Le conflit en Libye ne se limite pas à Tripoli. Le gouvernement d’union nationale a lancé pour la première fois une attaque aérienne contre une base de l’Armée de libération libyenne à Jufra.

Salamé a également fait état d’une hausse du recrutement et de l’utilisation de mercenaires étrangers en Libye, parallèlement à l’utilisation croissante d’armes lourdes et d’attaques au sol.

« Les parties croient toujours qu’elles peuvent atteindre leurs objectifs par des moyens militaires », a regretté l’envoyé de l’ONU, estimant que « le présent et l’avenir de la Libye ne doivent pas être pris en otage par les parties belligérantes ».

« Les différentes parties libyennes importent, achètent ou reçoivent des armes de l’extérieur, ce n’est pas nouveau, avait-il dénoncé. Des États étrangers, qui se reconnaîtront, ont exporté directement ou indirectement des armes vers la Libye, et c’est une violation flagrante des résolutions du Conseil du sécurité », a déclaré Hassen Salamé lors d’une interview avec France24

Depuis le lancement début avril d’une offensive du maréchal Khalifa Haftar pour s’emparer de Tripoli, où siège le GNA, le Conseil de sécurité reste en panne d’accord sur une résolution réclamant un cessez-le-feu en Libye.
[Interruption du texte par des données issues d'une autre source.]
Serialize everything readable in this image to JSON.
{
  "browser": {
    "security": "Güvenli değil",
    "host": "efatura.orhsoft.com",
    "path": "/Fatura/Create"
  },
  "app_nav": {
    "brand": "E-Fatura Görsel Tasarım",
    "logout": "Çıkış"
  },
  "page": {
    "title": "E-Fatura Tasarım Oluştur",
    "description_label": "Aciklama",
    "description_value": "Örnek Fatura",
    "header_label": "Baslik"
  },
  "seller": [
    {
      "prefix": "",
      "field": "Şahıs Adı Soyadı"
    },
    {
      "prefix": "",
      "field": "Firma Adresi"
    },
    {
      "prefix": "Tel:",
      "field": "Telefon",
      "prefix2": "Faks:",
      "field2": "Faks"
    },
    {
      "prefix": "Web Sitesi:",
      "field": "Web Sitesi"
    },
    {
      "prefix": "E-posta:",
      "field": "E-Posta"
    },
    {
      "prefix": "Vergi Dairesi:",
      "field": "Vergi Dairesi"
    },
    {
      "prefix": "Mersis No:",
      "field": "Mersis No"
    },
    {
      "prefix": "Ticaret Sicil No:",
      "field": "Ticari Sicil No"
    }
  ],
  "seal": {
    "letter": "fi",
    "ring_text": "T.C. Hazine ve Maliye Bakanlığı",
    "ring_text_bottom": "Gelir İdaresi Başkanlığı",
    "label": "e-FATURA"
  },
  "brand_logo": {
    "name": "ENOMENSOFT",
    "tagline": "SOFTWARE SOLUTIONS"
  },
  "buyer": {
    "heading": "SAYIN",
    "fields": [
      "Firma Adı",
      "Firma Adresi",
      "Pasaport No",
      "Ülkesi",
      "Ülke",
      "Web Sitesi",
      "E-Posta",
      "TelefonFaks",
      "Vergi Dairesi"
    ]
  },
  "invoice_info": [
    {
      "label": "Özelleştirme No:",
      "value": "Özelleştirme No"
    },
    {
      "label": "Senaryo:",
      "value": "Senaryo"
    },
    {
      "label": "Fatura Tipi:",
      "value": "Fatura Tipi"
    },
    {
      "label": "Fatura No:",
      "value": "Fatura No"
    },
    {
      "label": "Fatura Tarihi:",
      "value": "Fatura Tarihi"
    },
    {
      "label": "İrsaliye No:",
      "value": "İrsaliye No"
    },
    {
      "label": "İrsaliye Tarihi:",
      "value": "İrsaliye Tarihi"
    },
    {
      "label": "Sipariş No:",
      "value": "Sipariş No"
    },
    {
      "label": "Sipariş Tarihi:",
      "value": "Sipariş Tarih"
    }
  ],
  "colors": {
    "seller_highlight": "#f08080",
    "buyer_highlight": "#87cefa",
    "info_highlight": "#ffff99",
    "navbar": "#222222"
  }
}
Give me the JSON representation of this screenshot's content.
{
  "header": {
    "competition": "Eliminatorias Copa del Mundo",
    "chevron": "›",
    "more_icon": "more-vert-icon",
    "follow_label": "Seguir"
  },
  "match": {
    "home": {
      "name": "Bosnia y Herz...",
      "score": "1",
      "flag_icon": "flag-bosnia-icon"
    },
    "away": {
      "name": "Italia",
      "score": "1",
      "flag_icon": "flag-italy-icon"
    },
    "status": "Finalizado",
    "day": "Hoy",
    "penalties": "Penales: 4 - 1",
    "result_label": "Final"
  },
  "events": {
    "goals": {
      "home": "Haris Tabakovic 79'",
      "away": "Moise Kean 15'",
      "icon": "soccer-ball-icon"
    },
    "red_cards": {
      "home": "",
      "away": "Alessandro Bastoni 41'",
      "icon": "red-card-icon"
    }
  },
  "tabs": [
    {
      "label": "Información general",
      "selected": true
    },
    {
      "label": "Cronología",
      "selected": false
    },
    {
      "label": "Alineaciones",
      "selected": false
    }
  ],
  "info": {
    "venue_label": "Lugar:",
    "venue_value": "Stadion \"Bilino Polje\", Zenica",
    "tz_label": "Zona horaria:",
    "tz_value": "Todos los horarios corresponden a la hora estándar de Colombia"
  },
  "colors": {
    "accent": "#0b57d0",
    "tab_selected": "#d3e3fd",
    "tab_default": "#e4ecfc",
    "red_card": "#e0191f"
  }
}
Le gouvernement d’union nationale basé à Tripoli et soutenu par la communauté internationale a annoncé son intention de poursuivre les Émirats arabes unis pour avoir soutenu des milices criminelles de Haftar et semé le chaos dans le pays.

Mustafa al-Mujaie, un porte-parole du gouvernement de Fayez al-Sarraj, a déclaré dans un communiqué que une équipe d’experts juridiques avait collecté des preuves sur les offrandes d’armes émises par les EAU aux forces de Haftar.

Le commandant de la principale salle d’opération des forces Haftar à Gharian, le colonel Ali Mohamed al-Sheikhi, a révélé lors de son interrogatoire par les forces du gouvernement de l’union nationale après son arrestation que des  soldats français et émiratis participaient à la gestion des opérations militaires à Tripoli.

Le ministre des Affaires étrangères des Émirats arabes unis, Anwar Gargash, a également révélé que son pays soutient le maréchal  Haftar, qui mène une campagne militaire contre le gouvernement de l’union nationale à Tripoli, soutenu par la communauté internationale, affirmant qu’il « faisait face au terrorisme en Libye et à des groupes extrémistes appuyés  par la Turquie ».